Ce 17 mai, Journée mondiale de lutte contre l’homophobie, la transphobie et la biphobie, la France se regarde dans le miroir et le reflet n’est pas flatteur. Près de 5 000 crimes ou délits anti-LGBT+ ont été enregistrés en 2025, soit une hausse de 2% sur un an, selon le Service statistique ministériel de la sécurité intérieure. Une progression modeste sur le papier, mais qui dit quelque chose d’un climat plus électrique, où l’insulte redevient un réflexe et où la violence n’est plus un accident isolé.
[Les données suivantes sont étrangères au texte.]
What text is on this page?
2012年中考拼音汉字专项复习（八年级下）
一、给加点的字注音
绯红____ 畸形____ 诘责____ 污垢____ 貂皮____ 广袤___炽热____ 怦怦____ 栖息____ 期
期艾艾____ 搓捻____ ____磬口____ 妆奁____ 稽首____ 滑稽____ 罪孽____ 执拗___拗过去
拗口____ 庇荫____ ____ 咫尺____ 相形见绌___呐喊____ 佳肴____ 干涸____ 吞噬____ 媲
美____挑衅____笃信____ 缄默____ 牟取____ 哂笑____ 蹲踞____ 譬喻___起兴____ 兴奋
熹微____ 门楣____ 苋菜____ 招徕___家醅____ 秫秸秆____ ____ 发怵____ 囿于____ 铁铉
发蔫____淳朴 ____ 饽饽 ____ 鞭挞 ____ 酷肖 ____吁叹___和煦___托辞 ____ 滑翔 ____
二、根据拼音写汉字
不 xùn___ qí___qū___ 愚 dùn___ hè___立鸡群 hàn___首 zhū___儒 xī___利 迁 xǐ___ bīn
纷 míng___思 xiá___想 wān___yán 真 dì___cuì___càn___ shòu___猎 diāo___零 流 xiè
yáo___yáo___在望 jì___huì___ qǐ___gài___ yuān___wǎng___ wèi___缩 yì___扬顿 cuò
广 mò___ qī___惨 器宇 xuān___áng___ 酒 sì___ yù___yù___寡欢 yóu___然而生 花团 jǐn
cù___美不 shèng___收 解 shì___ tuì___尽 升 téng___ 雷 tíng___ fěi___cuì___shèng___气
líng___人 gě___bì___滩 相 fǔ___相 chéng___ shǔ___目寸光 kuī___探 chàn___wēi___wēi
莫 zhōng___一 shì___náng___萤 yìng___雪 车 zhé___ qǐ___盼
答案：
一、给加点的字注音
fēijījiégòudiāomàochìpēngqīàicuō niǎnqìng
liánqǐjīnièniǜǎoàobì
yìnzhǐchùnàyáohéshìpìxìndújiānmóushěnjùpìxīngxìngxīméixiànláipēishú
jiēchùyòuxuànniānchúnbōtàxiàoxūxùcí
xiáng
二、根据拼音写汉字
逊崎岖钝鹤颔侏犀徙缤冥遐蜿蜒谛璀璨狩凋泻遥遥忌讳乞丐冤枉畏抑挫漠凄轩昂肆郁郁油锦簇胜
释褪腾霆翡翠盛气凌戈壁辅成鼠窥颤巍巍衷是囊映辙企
Au cœur de cette réalité, Stop Homophobie pointe ce que son porte-parole Maxime Haes appelle « un manque de courage » des pouvoirs publics. L’association décrit une sphère politique où les discours homophobes prennent plus de place, à bas bruit ou à découvert, jusqu’à donner l’impression que tout est permis. On le sait, le lecteur le voit aussi: quand la parole se relâche en haut, les coups partent plus facilement en bas, dans la rue, au travail ou à la sortie d’un bar.
Quand la rencontre tourne au piège
Le phénomène le plus glaçant a un nom qui dit tout : le guet-apens. Stop Homophobie affirme qu’en 2025, on en compte un tous les quatre jours. Le scénario se répète, presque mécanique, comme si certains agresseurs avaient trouvé là un « jeu » morbide : attirer, isoler, frapper, voler, humilier. Après la fermeture du site Coco, des attaques similaires se déplaceraient vers des applications très fréquentées comme Grindr, selon l’association, qui réclame une charte de sécurisation et une coopération plus ferme pour limiter les dérives et mieux protéger les utilisateurs.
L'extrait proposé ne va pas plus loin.